日々多くのお客様からお預かりするバイクの修理、車検、チューニング等の作業を行う中で困難な作業で立ち止まってしまった時「これは何とかならないか?」「こんなパーツが様々なバリエーションであれば・・・」とメカニック達が手を動かしながら日々考え苦悩した結果、突然に誕生してくるアイテムがあります。日常の業務を進めながら新たな物を創り出す。そんな厳しい現場の中から生み出されたアイテムは、姿、形だけではない明確な機能性があります。

商品化されるパーツは、チューニングを目的とした物、強化部品として誕生した物、あるいは対策部品と呼ばれる物、様々なコンセプトを持って生まれて来るわけですが、これらは全て、メカニックの頭の中にある問題解決の知恵と想いを具現化したもの。そこで生まれたのが SANCTUARY MECHANIC BRANDなのです。

■美しい仕上がりは健全なコンセプトに宿る

こうしてメカニックのアイデアを元に練り上げられた明確なコンセプトのもとで造られるパーツは、姿、形を決めるまでもなく、寸法や材質、機能性、性格付けと共に、必然的に無駄が削ぎ落とされ洗練されたカタチとなって現れてきます。

例えば SCULPTURE のステム関連・スイングアーム。
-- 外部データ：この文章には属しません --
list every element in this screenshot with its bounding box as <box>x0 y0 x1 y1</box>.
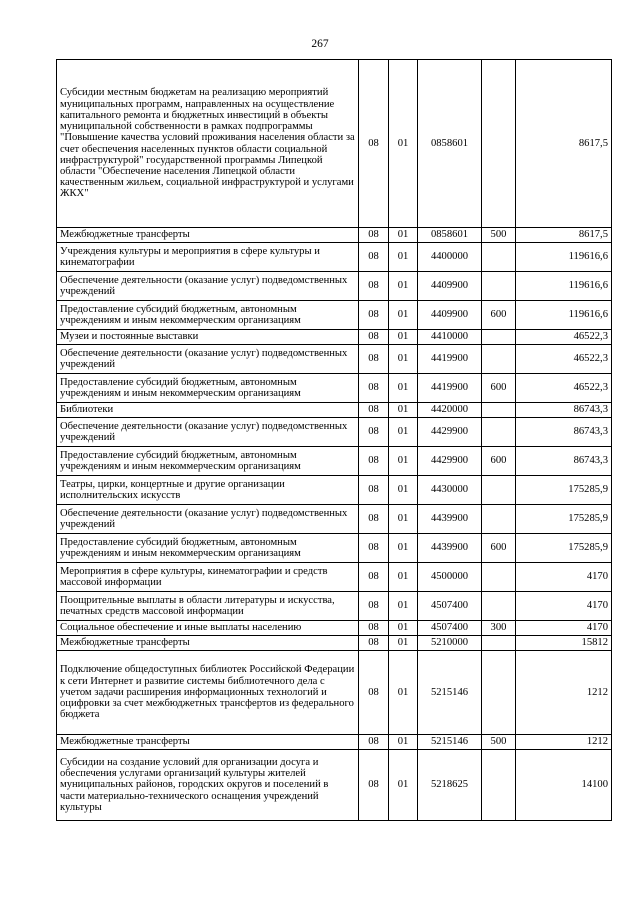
row-target-code: 0858601 <box>418 60 482 228</box>
table-row <box>57 60 612 228</box>
row-name: Предоставление субсидий бюджетным, автономным учреждениям и иным некоммерческим организациям <box>57 447 359 476</box>
row-name: Межбюджетные трансферты <box>57 735 359 750</box>
row-subsection: 01 <box>389 418 418 447</box>
row-section: 08 <box>359 621 389 636</box>
row-target-code: 4409900 <box>418 272 482 301</box>
row-expense-type: 600 <box>482 301 516 330</box>
row-amount: 86743,3 <box>516 447 612 476</box>
row-name: Предоставление субсидий бюджетным, автономным учреждениям и иным некоммерческим организациям <box>57 534 359 563</box>
table-row <box>57 651 612 735</box>
row-section: 08 <box>359 403 389 418</box>
row-section: 08 <box>359 563 389 592</box>
row-subsection: 01 <box>389 243 418 272</box>
row-name: Мероприятия в сфере культуры, кинематографии и средств массовой информации <box>57 563 359 592</box>
row-target-code: 4430000 <box>418 476 482 505</box>
row-section: 08 <box>359 476 389 505</box>
budget-table <box>56 59 612 821</box>
row-expense-type <box>482 330 516 345</box>
row-amount: 46522,3 <box>516 345 612 374</box>
row-section: 08 <box>359 534 389 563</box>
table-row <box>57 228 612 243</box>
row-target-code: 0858601 <box>418 228 482 243</box>
row-expense-type: 500 <box>482 228 516 243</box>
row-target-code: 4500000 <box>418 563 482 592</box>
row-name: Обеспечение деятельности (оказание услуг) подведомственных учреждений <box>57 418 359 447</box>
row-expense-type <box>482 272 516 301</box>
row-amount: 175285,9 <box>516 534 612 563</box>
row-name: Обеспечение деятельности (оказание услуг) подведомственных учреждений <box>57 272 359 301</box>
row-subsection: 01 <box>389 330 418 345</box>
row-target-code: 4419900 <box>418 374 482 403</box>
row-amount: 15812 <box>516 636 612 651</box>
row-section: 08 <box>359 418 389 447</box>
row-subsection: 01 <box>389 60 418 228</box>
row-target-code: 4439900 <box>418 505 482 534</box>
row-name: Предоставление субсидий бюджетным, автономным учреждениям и иным некоммерческим организациям <box>57 301 359 330</box>
row-amount: 8617,5 <box>516 228 612 243</box>
row-expense-type: 600 <box>482 374 516 403</box>
row-target-code: 4429900 <box>418 447 482 476</box>
row-name: Субсидии местным бюджетам на реализацию мероприятий муниципальных программ, направленных на осуществление капитального ремонта и бюджетных инвестиций в объекты муниципальной собственности в рамках подпрограммы "Повышение качества условий проживания населения области за счет обеспечения населенных пунктов области социальной инфраструктурой" государственной программы Липецкой области "Обеспечение населения Липецкой области качественным жильем, социальной инфраструктурой и услугами ЖКХ" <box>57 60 359 228</box>
table-row <box>57 621 612 636</box>
row-name: Музеи и постоянные выставки <box>57 330 359 345</box>
row-subsection: 01 <box>389 735 418 750</box>
row-amount: 175285,9 <box>516 505 612 534</box>
row-subsection: 01 <box>389 592 418 621</box>
row-section: 08 <box>359 651 389 735</box>
row-target-code: 5215146 <box>418 651 482 735</box>
row-expense-type <box>482 563 516 592</box>
row-target-code: 4429900 <box>418 418 482 447</box>
row-subsection: 01 <box>389 651 418 735</box>
page-number: 267 <box>311 38 329 50</box>
row-expense-type: 600 <box>482 534 516 563</box>
table-row <box>57 418 612 447</box>
row-section: 08 <box>359 505 389 534</box>
row-subsection: 01 <box>389 228 418 243</box>
row-section: 08 <box>359 735 389 750</box>
row-name: Театры, цирки, концертные и другие организации исполнительских искусств <box>57 476 359 505</box>
row-expense-type <box>482 651 516 735</box>
row-section: 08 <box>359 228 389 243</box>
budget-table-body <box>57 60 612 821</box>
table-row <box>57 534 612 563</box>
row-subsection: 01 <box>389 636 418 651</box>
row-subsection: 01 <box>389 621 418 636</box>
row-expense-type <box>482 345 516 374</box>
row-section: 08 <box>359 330 389 345</box>
row-expense-type <box>482 243 516 272</box>
table-row <box>57 272 612 301</box>
row-subsection: 01 <box>389 476 418 505</box>
row-subsection: 01 <box>389 563 418 592</box>
row-name: Межбюджетные трансферты <box>57 636 359 651</box>
row-target-code: 4507400 <box>418 592 482 621</box>
row-expense-type: 600 <box>482 447 516 476</box>
row-name: Учреждения культуры и мероприятия в сфере культуры и кинематографии <box>57 243 359 272</box>
row-section: 08 <box>359 301 389 330</box>
table-row <box>57 636 612 651</box>
row-amount: 1212 <box>516 651 612 735</box>
row-amount: 86743,3 <box>516 403 612 418</box>
row-expense-type: 500 <box>482 735 516 750</box>
row-target-code: 4409900 <box>418 301 482 330</box>
table-row <box>57 476 612 505</box>
row-amount: 4170 <box>516 592 612 621</box>
row-expense-type <box>482 750 516 821</box>
row-expense-type <box>482 476 516 505</box>
row-target-code: 5210000 <box>418 636 482 651</box>
row-expense-type <box>482 636 516 651</box>
row-target-code: 5215146 <box>418 735 482 750</box>
row-name: Поощрительные выплаты в области литературы и искусства, печатных средств массовой информации <box>57 592 359 621</box>
row-section: 08 <box>359 750 389 821</box>
row-name: Предоставление субсидий бюджетным, автономным учреждениям и иным некоммерческим организациям <box>57 374 359 403</box>
row-subsection: 01 <box>389 301 418 330</box>
row-amount: 46522,3 <box>516 374 612 403</box>
row-subsection: 01 <box>389 272 418 301</box>
row-section: 08 <box>359 374 389 403</box>
row-amount: 8617,5 <box>516 60 612 228</box>
row-section: 08 <box>359 345 389 374</box>
row-target-code: 4420000 <box>418 403 482 418</box>
row-subsection: 01 <box>389 505 418 534</box>
table-row <box>57 735 612 750</box>
row-expense-type: 300 <box>482 621 516 636</box>
table-row <box>57 505 612 534</box>
row-name: Субсидии на создание условий для организации досуга и обеспечения услугами организаций культуры жителей муниципальных районов, городских округов и поселений в части материально-технического оснащения учреждений культуры <box>57 750 359 821</box>
row-name: Межбюджетные трансферты <box>57 228 359 243</box>
table-row <box>57 403 612 418</box>
row-subsection: 01 <box>389 534 418 563</box>
row-target-code: 4419900 <box>418 345 482 374</box>
row-amount: 4170 <box>516 621 612 636</box>
table-row <box>57 592 612 621</box>
row-expense-type <box>482 505 516 534</box>
row-section: 08 <box>359 636 389 651</box>
row-section: 08 <box>359 243 389 272</box>
row-subsection: 01 <box>389 345 418 374</box>
row-name: Обеспечение деятельности (оказание услуг) подведомственных учреждений <box>57 505 359 534</box>
row-subsection: 01 <box>389 750 418 821</box>
table-row <box>57 563 612 592</box>
table-row <box>57 301 612 330</box>
table-row <box>57 330 612 345</box>
row-target-code: 4410000 <box>418 330 482 345</box>
row-expense-type <box>482 592 516 621</box>
row-subsection: 01 <box>389 403 418 418</box>
row-amount: 4170 <box>516 563 612 592</box>
row-amount: 119616,6 <box>516 243 612 272</box>
row-expense-type <box>482 418 516 447</box>
row-amount: 119616,6 <box>516 301 612 330</box>
row-section: 08 <box>359 272 389 301</box>
table-row <box>57 345 612 374</box>
row-amount: 1212 <box>516 735 612 750</box>
row-subsection: 01 <box>389 374 418 403</box>
row-name: Социальное обеспечение и иные выплаты населению <box>57 621 359 636</box>
row-target-code: 4400000 <box>418 243 482 272</box>
row-name: Библиотеки <box>57 403 359 418</box>
table-row <box>57 243 612 272</box>
table-row <box>57 750 612 821</box>
table-row <box>57 374 612 403</box>
row-subsection: 01 <box>389 447 418 476</box>
row-target-code: 4507400 <box>418 621 482 636</box>
row-expense-type <box>482 403 516 418</box>
row-amount: 14100 <box>516 750 612 821</box>
row-target-code: 5218625 <box>418 750 482 821</box>
row-amount: 119616,6 <box>516 272 612 301</box>
row-expense-type <box>482 60 516 228</box>
row-section: 08 <box>359 447 389 476</box>
row-amount: 175285,9 <box>516 476 612 505</box>
row-amount: 46522,3 <box>516 330 612 345</box>
table-row <box>57 447 612 476</box>
row-name: Обеспечение деятельности (оказание услуг) подведомственных учреждений <box>57 345 359 374</box>
row-amount: 86743,3 <box>516 418 612 447</box>
row-section: 08 <box>359 60 389 228</box>
row-section: 08 <box>359 592 389 621</box>
row-name: Подключение общедоступных библиотек Российской Федерации к сети Интернет и развитие системы библиотечного дела с учетом задачи расширения информационных технологий и оцифровки за счет межбюджетных трансфертов из федерального бюджета <box>57 651 359 735</box>
row-target-code: 4439900 <box>418 534 482 563</box>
これはR.C.M(リアルコンプリートマシン)の製作における「妥協なきシャシーパーツへの追求」と言うコンセプトから生まれた物。部品単体としての剛性・機能を考えた上、それを装着した場合のフレームとのバランス、その先にある動性能、そして外装を含む周辺部品との調和。美しい仕上がりは、部品単体としての機能を突き詰め、そして全体とのバランスを考えた先に初めて存在するものなのです。



NOBLESTが開発し、ここでご紹介する一連のパーツは、明確なコンセプトのもと、一つ一つが持つそれぞれの役割、それをしっかりと果たすだけではなく複数のパーツを組み合わせた時の完成度の高さと、それに伴う相乗効果までも考え抜いた製品です。
私たちの商品をカタログやWEBでご覧になる時、このような想いを感じていただければ幸いです。